L’un ne pouvant survivre à l’autre ? Était-ce cela qui avait provoqué la mort de Gabriel si peu de temps après le décès de son épouse ? Nous ne le saurons sans doute jamais, mais peut-être que Jeanne avait raison...


__________

Dans ma généalogie je compte 12 autres couples décédés avec un intervalle particulier :
- 3 jours pour BOUGARD André et VIAU Françoise, en 1631 à Pellouaille les Vignes (Maine et Loire) 
- 4 jours pour CAILLAUD Pierre et BOURDET Marie, en 1759 à La Verrie (Vendée)
- 5 jours pour ASSUMEL Jean-Baptiste et GUILLERMET Louise Marie, en 1740 à Lalleyriat (Ain)
- 9 jours pour BOUGUIÉ Pierre et FELON Catherine, en 1699 à Corzé (Maine et Loire)
- 10 jours pour MERCERON Jean et HAMARD Jeanne, en 1643 à Villeveque (Maine et Loire)
- 3 semaines pour HAQUETTE Toussaint et VALLET Reine,  en 1707 à La Chapelle s/Crécy (Seine et Marne)
- 1 mois pour POCHET Abel et JUDAS Margueritte, en 1711 à Guerard (Seine et Marne), BANIDE Jean et BESOMBES Jeanne, en 1747 à Florentin la Capelle (Aveyron) et COCHET Claude Joseph Bertrand et HUGON Jeanne-Marie, en 1840 à Martignat (Ain)
- 2 mois pour ROUAULT Nicolas et BIESLIN Françoise, en 1794 à Villeveque (Maine et Loire)
- 4 mois pour MOCCAND Gaspard et Xxx Michelle, en 1643 à Sixt Fer à Cheval (Haute-Savoie)
- 7 mois pour LE GOFF Olivier et ETIENNE Marie, en 1817 à St Caradec (Côtes d’Armor)
- Et pour l’anecdote : GROS Alphonse Elie Frédéric et PROST Marie-Philomène sont décédés tous les deux un 14 septembre mais à 30 ans d’intervalle (1898 et 1928) !

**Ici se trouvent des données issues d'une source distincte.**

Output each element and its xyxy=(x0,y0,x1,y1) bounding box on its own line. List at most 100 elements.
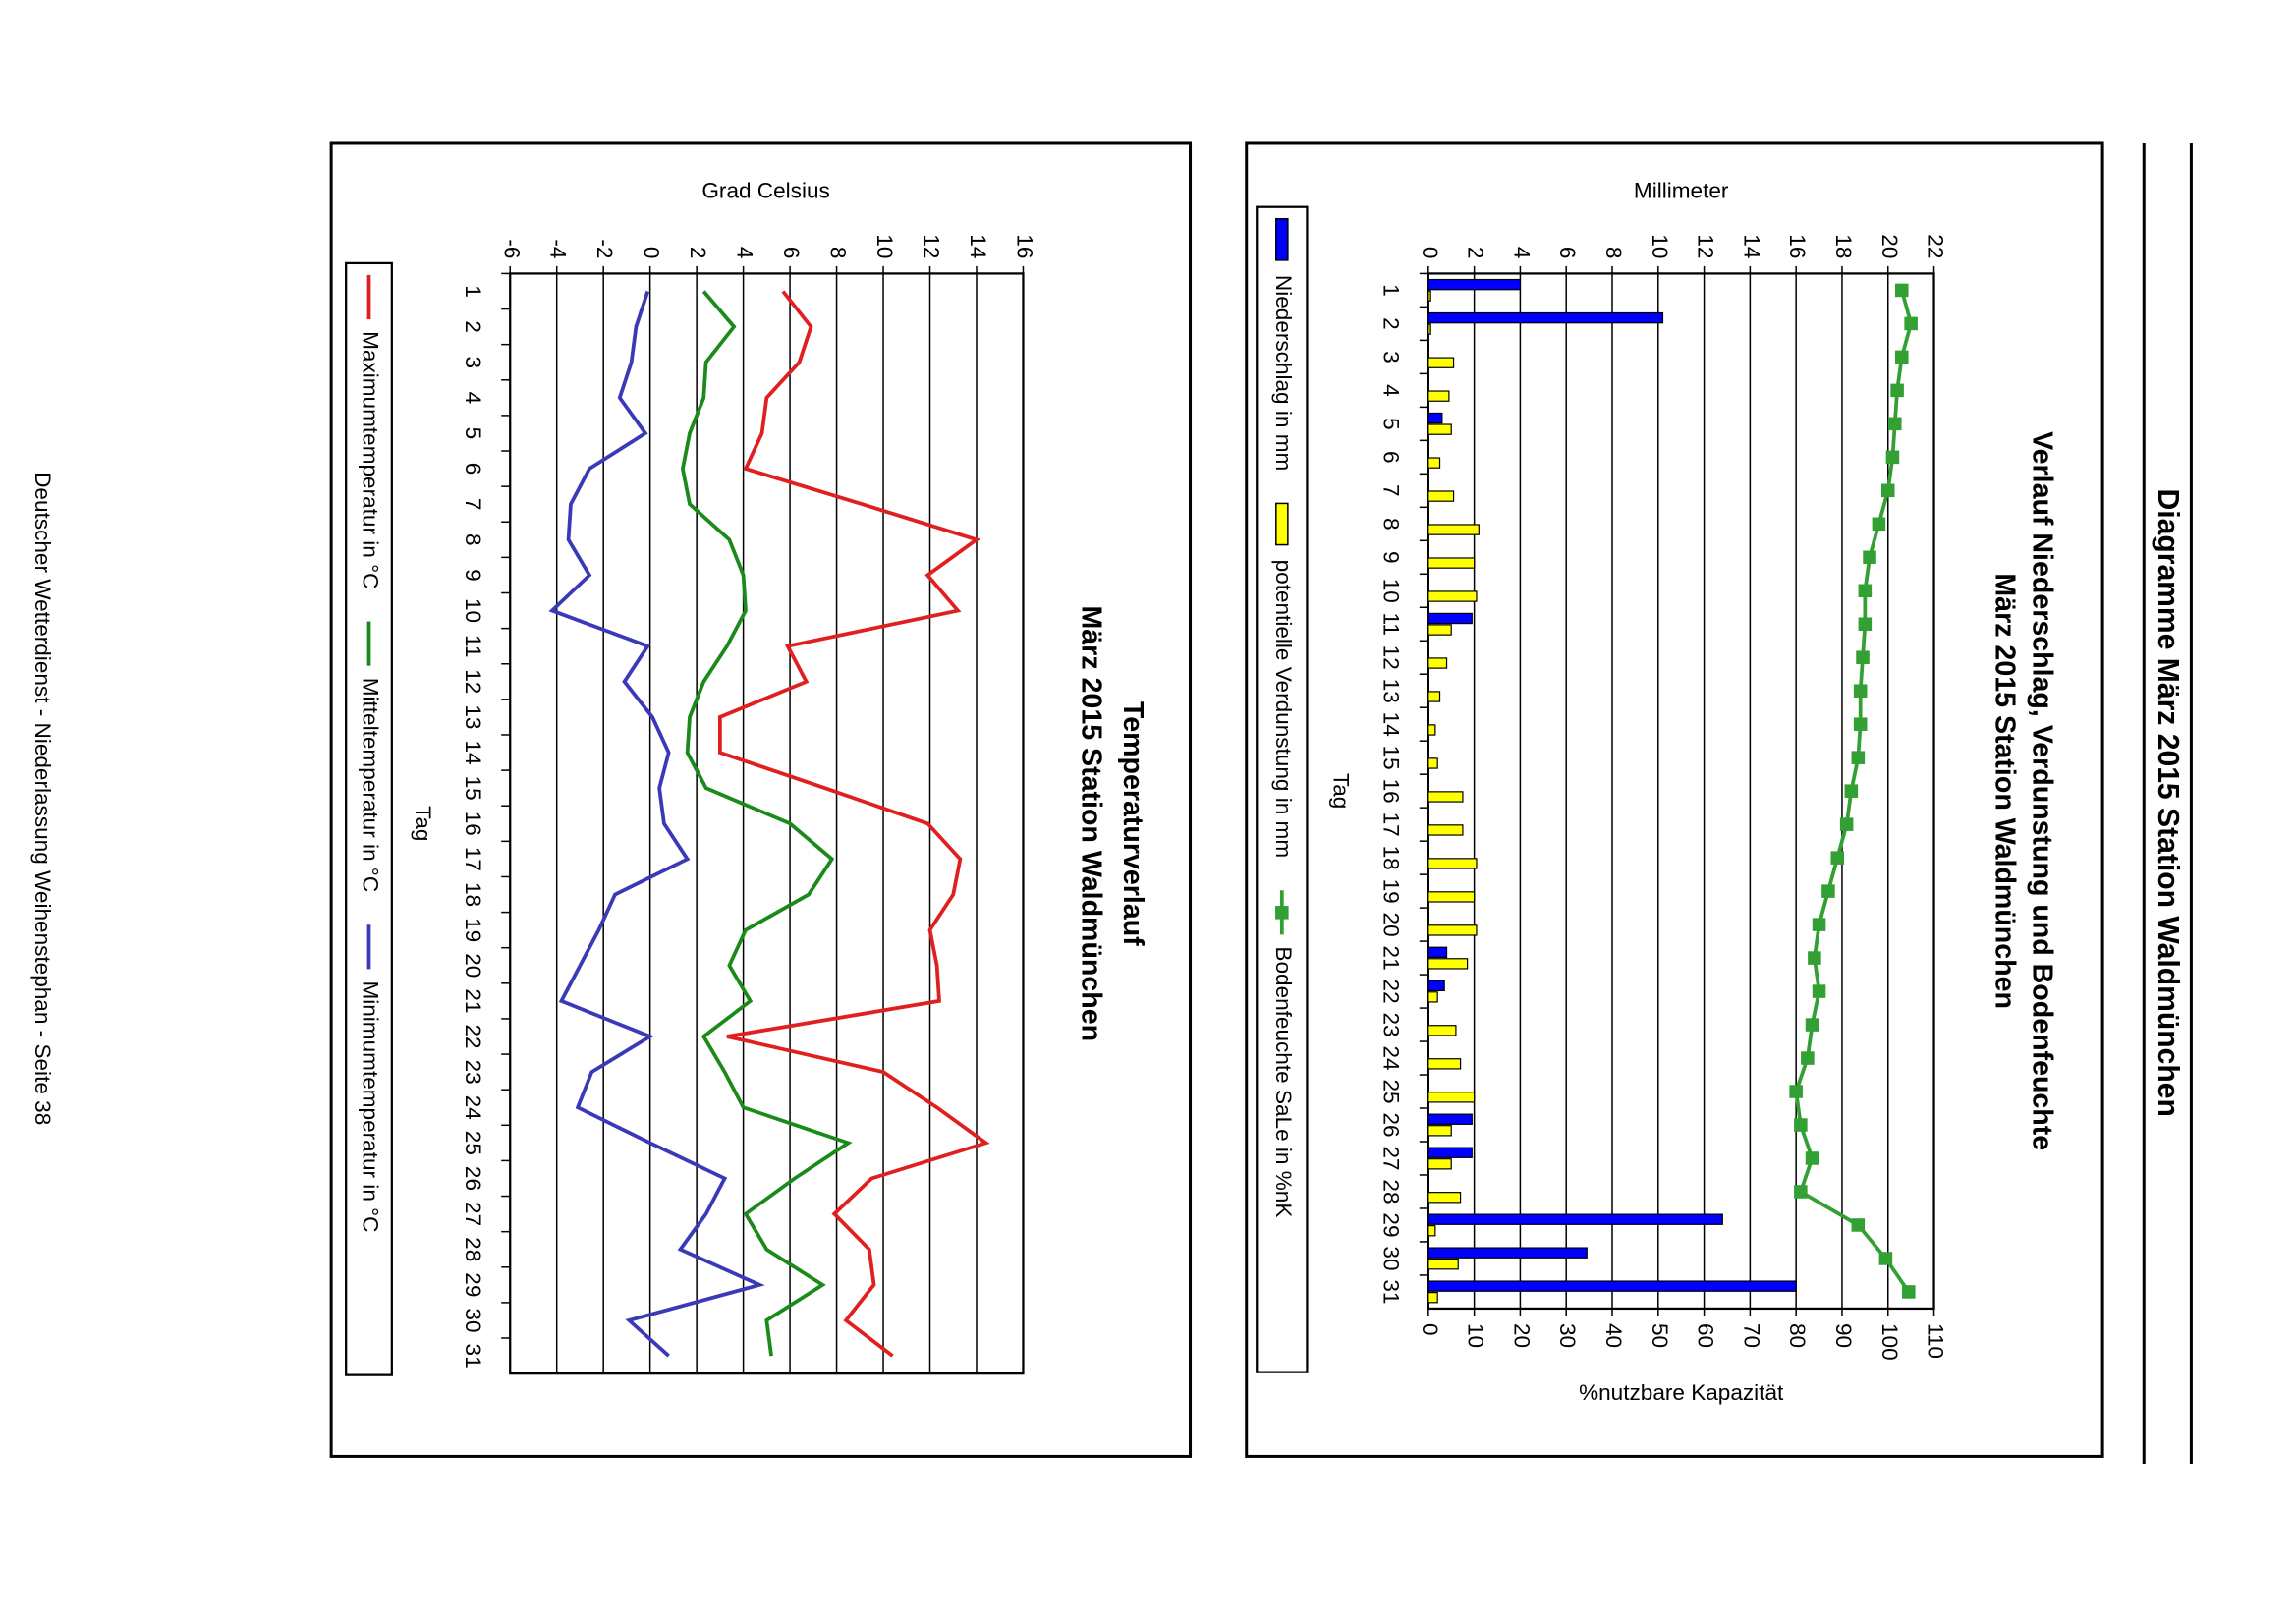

Hormis pour le premier couple, où une épidémie est certainement la raison de ces décès très rapprochés car trois de leurs enfants meurent en même temps qu’eux et que la peste règne en Anjou à cette époque, rien n’indique dans les actes de décès pourquoi les deux époux se sont suivis dans la tombe de façon (plus ou moins) rapprochée.